Vettel takes Spa pole

SPA-FRANCORCHAMPS, Belgium, (Reuters) – Formula One  world champion Sebastian Vettel charged to pole position at the  Belgian Grand Prix yesterday after denying McLaren’s Lewis  Hamilton the top slot in the final seconds of qualifying.

In a wet and eventful session, the 24-year-old German  secured Red Bull’s 13th pole in a row and his ninth of the  season.

Vettel’s Australian team mate Mark Webber, celebrating his  35th birthday with a new one-year contract, will line up third  and alongside Ferrari’s Brazilian Felipe Massa.

“Not an easy session with the conditions changing…tomorrow  they say it is dry but I think here anything is possible,” said  Vettel, who leads Webber by 85 points with eight races remaining  but has been beaten in the last three.
Seven-times world champion Michael Schumacher, who made his  debut at the circuit 20 years ago, had a nightmare afternoon and  failed to set a time in the first phase after a rear wheel  worked loose and he skidded his Mercedes into the wall.

Hamilton, winner at Spa last year, found himself in the  middle of another controversy after clashing with Williams’  Venezuelan Pastor Maldonado in the second phase of qualifying.

Maldonado was given a five-place penalty by stewards, who  included Hamilton’s compatriot and former champion Nigel  Mansell, for causing a collision.

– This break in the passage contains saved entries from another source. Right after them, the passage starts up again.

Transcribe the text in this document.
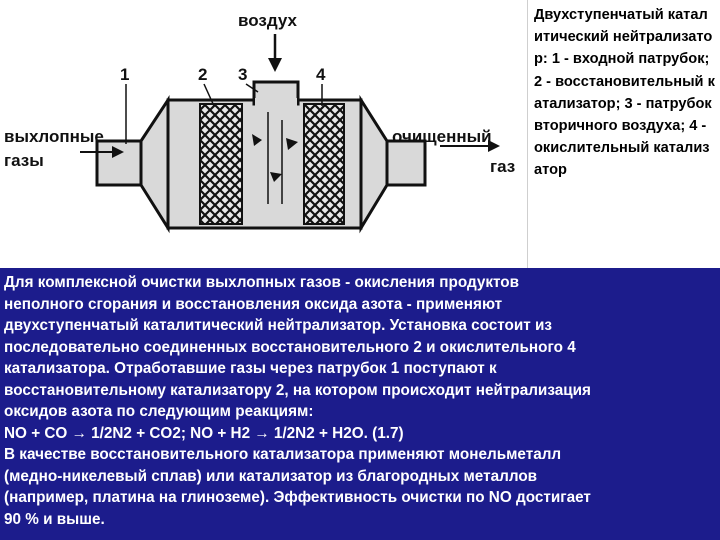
воздух
выхлопные
газы
очищенный
газ
1	2 3	4
Двухступенчатый каталитический нейтрализатор: 1 - входной патрубок; 2 - восстановительный катализатор; 3 - патрубок вторичного воздуха; 4 - окислительный катализатор
Для комплексной очистки выхлопных газов - окисления продуктов
неполного сгорания и восстановления оксида азота - применяют
двухступенчатый каталитический нейтрализатор. Установка состоит из
последовательно соединенных восстановительного 2 и окислительного 4
катализатора. Отработавшие газы через патрубок 1 поступают к
восстановительному катализатору 2, на котором происходит нейтрализация
оксидов азота по следующим реакциям:
NO + CO → 1/2N2 + CO2; NO + H2 → 1/2N2 + H2O. (1.7)
В качестве восстановительного катализатора применяют монельметалл
(медно-никелевый сплав) или катализатор из благородных металлов
(например, платина на глиноземе). Эффективность очистки по NO достигает
90 % и выше.
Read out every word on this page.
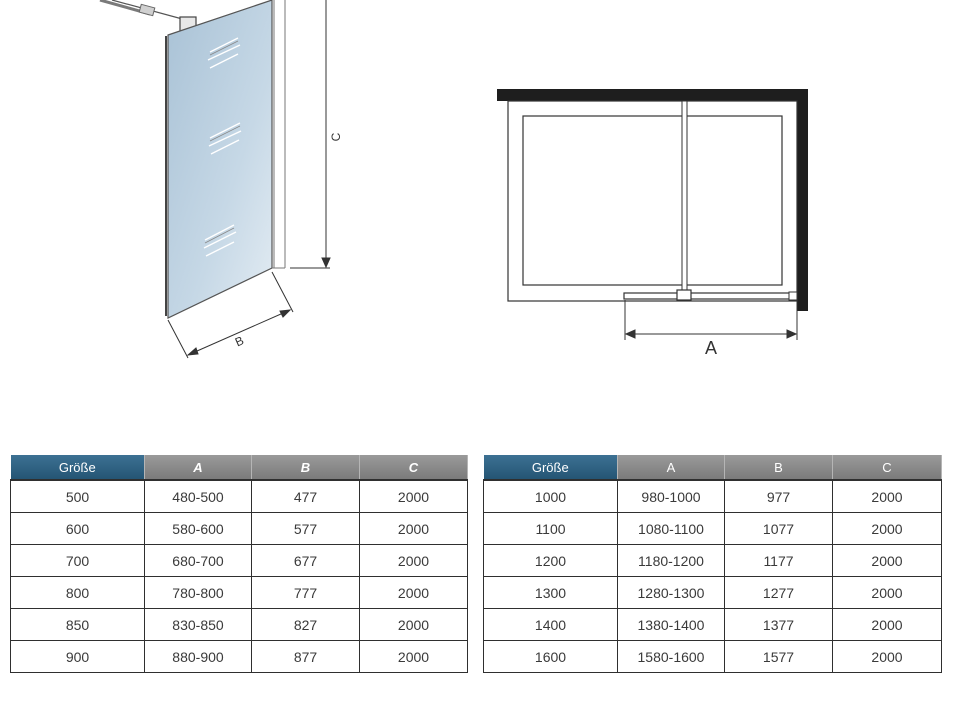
C
B	A
Größe	A	B	C
500	480-500	477	2000
600	580-600	577	2000
700	680-700	677	2000
800	780-800	777	2000
850	830-850	827	2000
900	880-900	877	2000
Größe	A	B	C
1000	980-1000	977	2000
1100	1080-1100	1077	2000
1200	1180-1200	1177	2000
1300	1280-1300	1277	2000
1400	1380-1400	1377	2000
1600	1580-1600	1577	2000
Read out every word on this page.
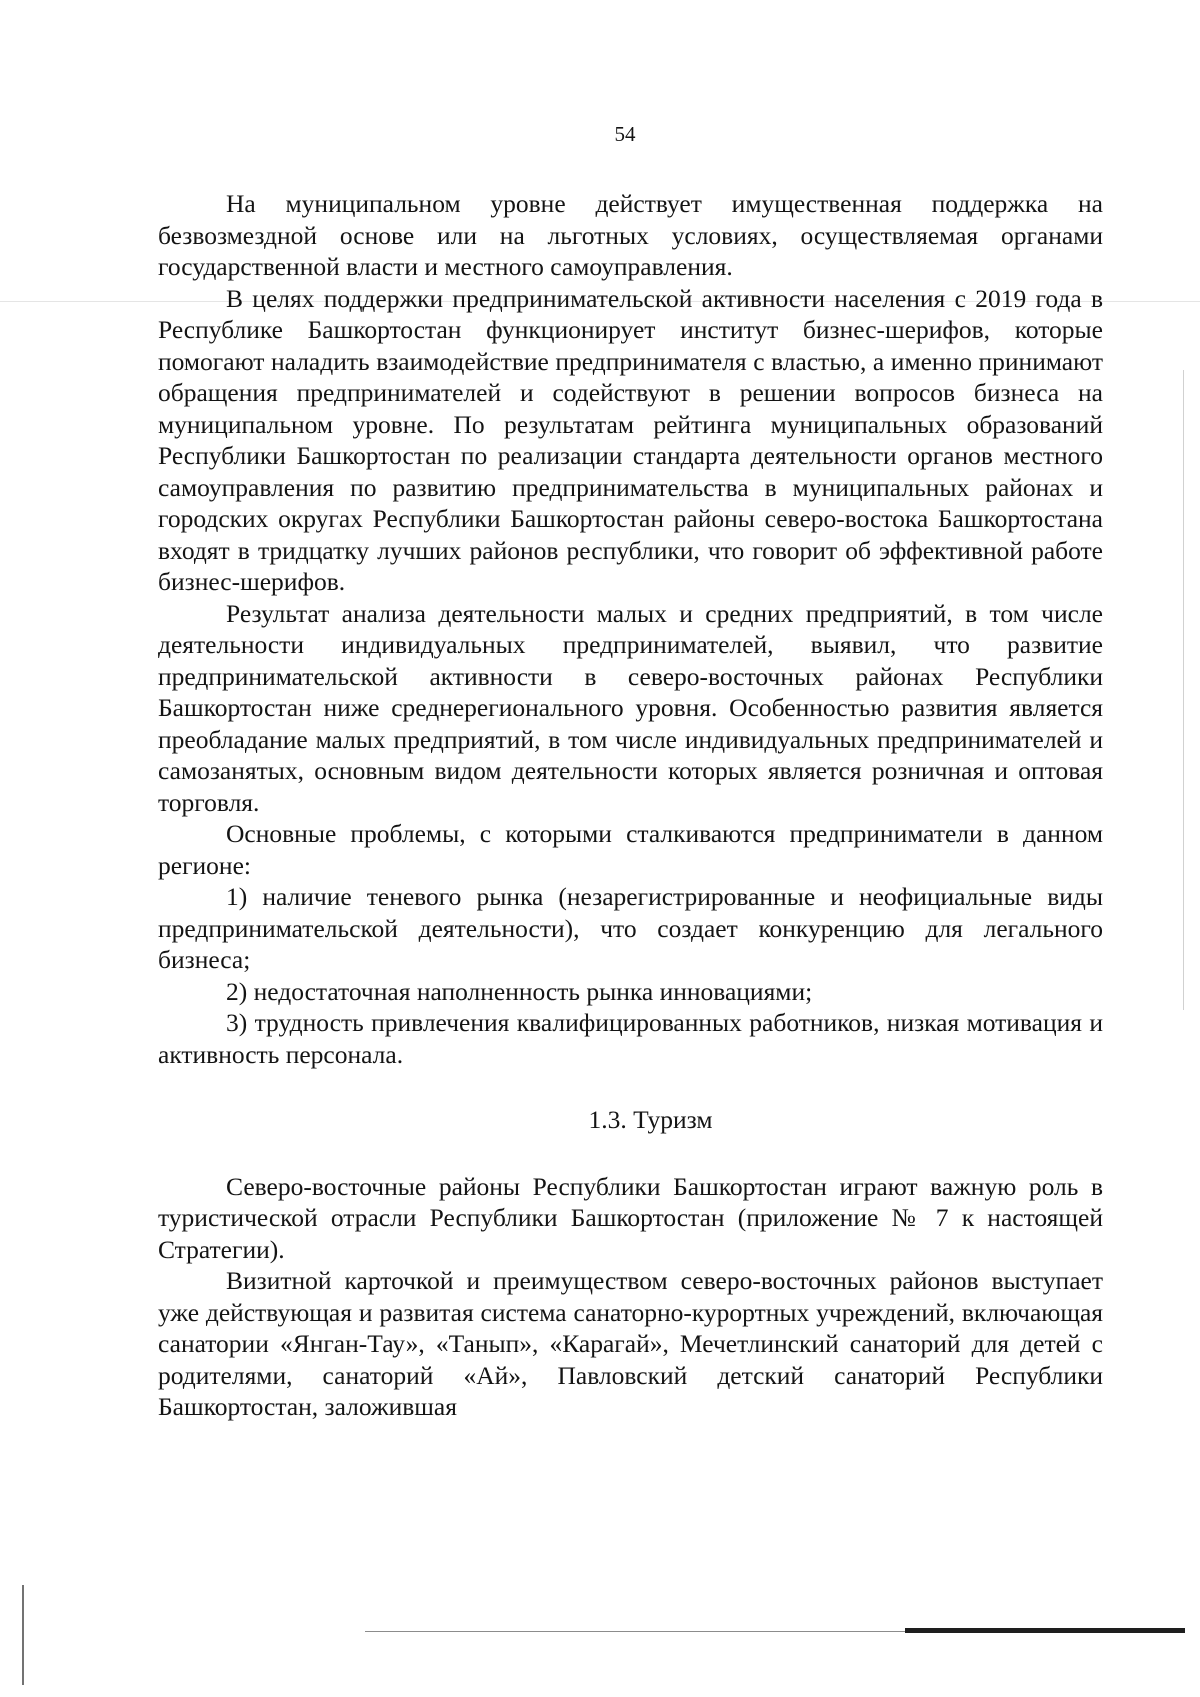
54

На муниципальном уровне действует имущественная поддержка на безвозмездной основе или на льготных условиях, осуществляемая органами государственной власти и местного самоуправления.

В целях поддержки предпринимательской активности населения с 2019 года в Республике Башкортостан функционирует институт бизнес-шерифов, которые помогают наладить взаимодействие предпринимателя с властью, а именно принимают обращения предпринимателей и содействуют в решении вопросов бизнеса на муниципальном уровне. По результатам рейтинга муниципальных образований Республики Башкортостан по реализации стандарта деятельности органов местного самоуправления по развитию предпринимательства в муниципальных районах и городских округах Республики Башкортостан районы северо-востока Башкортостана входят в тридцатку лучших районов республики, что говорит об эффективной работе бизнес-шерифов.

Результат анализа деятельности малых и средних предприятий, в том числе деятельности индивидуальных предпринимателей, выявил, что развитие предпринимательской активности в северо-восточных районах Республики Башкортостан ниже среднерегионального уровня. Особенностью развития является преобладание малых предприятий, в том числе индивидуальных предпринимателей и самозанятых, основным видом деятельности которых является розничная и оптовая торговля.

Основные проблемы, с которыми сталкиваются предприниматели в данном регионе:

1) наличие теневого рынка (незарегистрированные и неофициальные виды предпринимательской деятельности), что создает конкуренцию для легального бизнеса;

2) недостаточная наполненность рынка инновациями;

3) трудность привлечения квалифицированных работников, низкая мотивация и активность персонала.

1.3. Туризм

Северо-восточные районы Республики Башкортостан играют важную роль в туристической отрасли Республики Башкортостан (приложение № 7 к настоящей Стратегии).

Визитной карточкой и преимуществом северо-восточных районов выступает уже действующая и развитая система санаторно-курортных учреждений, включающая санатории «Янган-Тау», «Танып», «Карагай», Мечетлинский санаторий для детей с родителями, санаторий «Ай», Павловский детский санаторий Республики Башкортостан, заложившая
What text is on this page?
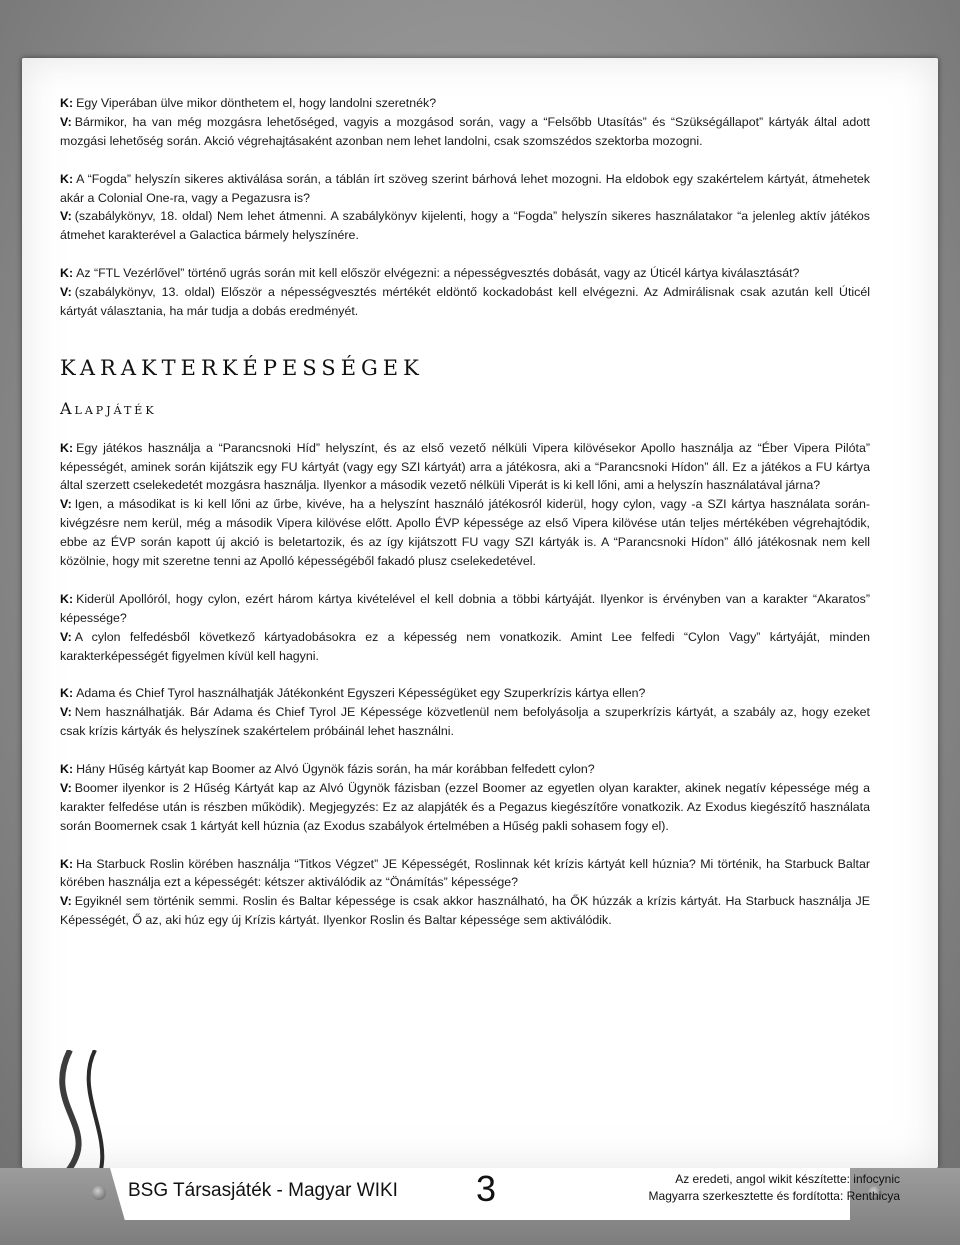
K: Egy Viperában ülve mikor dönthetem el, hogy landolni szeretnék?

V: Bármikor, ha van még mozgásra lehetőséged, vagyis a mozgásod során, vagy a “Felsőbb Utasítás” és “Szükségállapot” kártyák által adott mozgási lehetőség során. Akció végrehajtásaként azonban nem lehet landolni, csak szomszédos szektorba mozogni.

K: A “Fogda” helyszín sikeres aktiválása során, a táblán írt szöveg szerint bárhová lehet mozogni. Ha eldobok egy szakértelem kártyát, átmehetek akár a Colonial One-ra, vagy a Pegazusra is?

V: (szabálykönyv, 18. oldal) Nem lehet átmenni. A szabálykönyv kijelenti, hogy a “Fogda” helyszín sikeres használatakor “a jelenleg aktív játékos átmehet karakterével a Galactica bármely helyszínére.

K: Az “FTL Vezérlővel” történő ugrás során mit kell először elvégezni: a népességvesztés dobását, vagy az Úticél kártya kiválasztását?

V: (szabálykönyv, 13. oldal) Először a népességvesztés mértékét eldöntő kockadobást kell elvégezni. Az Admirálisnak csak azután kell Úticél kártyát választania, ha már tudja a dobás eredményét.

KARAKTERKÉPESSÉGEK
Alapjáték

K: Egy játékos használja a “Parancsnoki Híd” helyszínt, és az első vezető nélküli Vipera kilövésekor Apollo használja az “Éber Vipera Pilóta” képességét, aminek során kijátszik egy FU kártyát (vagy egy SZI kártyát) arra a játékosra, aki a “Parancsnoki Hídon” áll. Ez a játékos a FU kártya által szerzett cselekedetét mozgásra használja. Ilyenkor a második vezető nélküli Viperát is ki kell lőni, ami a helyszín használatával járna?

V: Igen, a másodikat is ki kell lőni az űrbe, kivéve, ha a helyszínt használó játékosról kiderül, hogy cylon, vagy -a SZI kártya használata során- kivégzésre nem kerül, még a második Vipera kilövése előtt. Apollo ÉVP képessége az első Vipera kilövése után teljes mértékében végrehajtódik, ebbe az ÉVP során kapott új akció is beletartozik, és az így kijátszott FU vagy SZI kártyák is. A “Parancsnoki Hídon” álló játékosnak nem kell közölnie, hogy mit szeretne tenni az Apolló képességéből fakadó plusz cselekedetével.

K: Kiderül Apollóról, hogy cylon, ezért három kártya kivételével el kell dobnia a többi kártyáját. Ilyenkor is érvényben van a karakter “Akaratos” képessége?

V: A cylon felfedésből következő kártyadobásokra ez a képesség nem vonatkozik. Amint Lee felfedi “Cylon Vagy” kártyáját, minden karakterképességét figyelmen kívül kell hagyni.

K: Adama és Chief Tyrol használhatják Játékonként Egyszeri Képességüket egy Szuperkrízis kártya ellen?

V: Nem használhatják. Bár Adama és Chief Tyrol JE Képessége közvetlenül nem befolyásolja a szuperkrízis kártyát, a szabály az, hogy ezeket csak krízis kártyák és helyszínek szakértelem próbáinál lehet használni.

K: Hány Hűség kártyát kap Boomer az Alvó Ügynök fázis során, ha már korábban felfedett cylon?

V: Boomer ilyenkor is 2 Hűség Kártyát kap az Alvó Ügynök fázisban (ezzel Boomer az egyetlen olyan karakter, akinek negatív képessége még a karakter felfedése után is részben működik). Megjegyzés: Ez az alapjáték és a Pegazus kiegészítőre vonatkozik. Az Exodus kiegészítő használata során Boomernek csak 1 kártyát kell húznia (az Exodus szabályok értelmében a Hűség pakli sohasem fogy el).

K: Ha Starbuck Roslin körében használja “Titkos Végzet” JE Képességét, Roslinnak két krízis kártyát kell húznia? Mi történik, ha Starbuck Baltar körében használja ezt a képességét: kétszer aktiválódik az “Önámítás” képessége?

V: Egyiknél sem történik semmi. Roslin és Baltar képessége is csak akkor használható, ha ŐK húzzák a krízis kártyát. Ha Starbuck használja JE Képességét, Ő az, aki húz egy új Krízis kártyát. Ilyenkor Roslin és Baltar képessége sem aktiválódik.

BSG Társasjáték - Magyar WIKI 3	Az eredeti, angol wikit készítette: infocynic
Magyarra szerkesztette és fordította: Renthicya
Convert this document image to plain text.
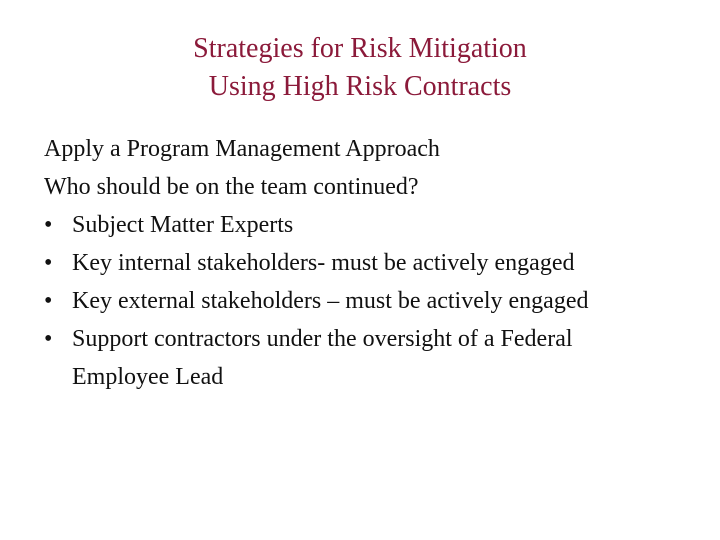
Strategies for Risk Mitigation
Using High Risk Contracts
Apply a Program Management Approach
Who should be on the team continued?
• Subject Matter Experts
• Key internal stakeholders- must be actively engaged
• Key external stakeholders – must be actively engaged
• Support contractors under the oversight of a Federal Employee Lead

Hamilton was reprimanded.

Video footage indicated the Williams had chopped across the  McLaren, damaging Hamilton’s front wing.

That looked like payback, despite Maldonado’s denials, for  Hamilton making contact on the inside of the last corner as the  Briton forced his way through to cross the line before the  session ended.

“It was done deliberately,” Hamilton said over the team  radio of Maldonado’s actions before McLaren fitted a new front  wing and patched up the car.

“I think it was quite serious and just fortunate that  neither of us, particularly him, was flipped into a big crash,”  Hamilton added later.

The two racers had also clashed at Monaco earlier in the  year, with Hamilton tipping Maldonado into the tyre barriers  when the Venezuelan was heading for his first points finish.


Hamilton’s team mate Jenson Button, winner in Hungary before  the summer break, was left in 13th place on the grid after a  McLaren ‘misunderstanding’.

The 2009 champion was unaware he had only two laps rather  than three and was preparing for his last attempt when the team  told him to pit.

“That is massively disappointing and a huge shock,” he said.  “A big mistake on our part. In every practice session we’ve been  in top three. Tough being back in 13th but we’ve got to deal  with it.”

Schumacher’s hopes of a first podium since his comeback last  season suffered a major setback with the 42-year-old facing a  back-row start.

“I’ve had some experience on three wheels before but to lose  a rear wheel is a bit more difficult to handle,” he said before  a paddock celebration of his career milestone with beer and  sausages in the Mercedes motorhome.
“Initially I didn’t know I’d lost a rear wheel. There is no  reason to blame anybody, we all try our best but at the end of  the day we are all humans. I’ve had some interesting races from  the back so it’s going to be entertaining.”

Brazilian Bruno Senna made an impressive start to his first  race weekend with Renault, qualifying seventh and ahead of  Ferrari’s Fernando Alonso in eighth place.

Senna’s Russian team mate Vitaly Petrov qualified 10th.

It will be a dream come true to finish in the points  tomorrow,” Senna, nephew of the late triple champion Ayrton,  told reporters.

Force India’s British rookie Paul di Resta was another  casualty of the first session after spinning on his flying lap.

Both the HRTs and Virgin Racing’s Belgian Jerome d’Ambrosio  were cleared to race by the stewards despite failing to meet the  107 percent qualifying threshold, along with Schumacher.

The second phase of qualifying was halted briefly after  Force India’s Adrian Sutil spun and skidded into the tyre wall  at the top of Eau Rouge.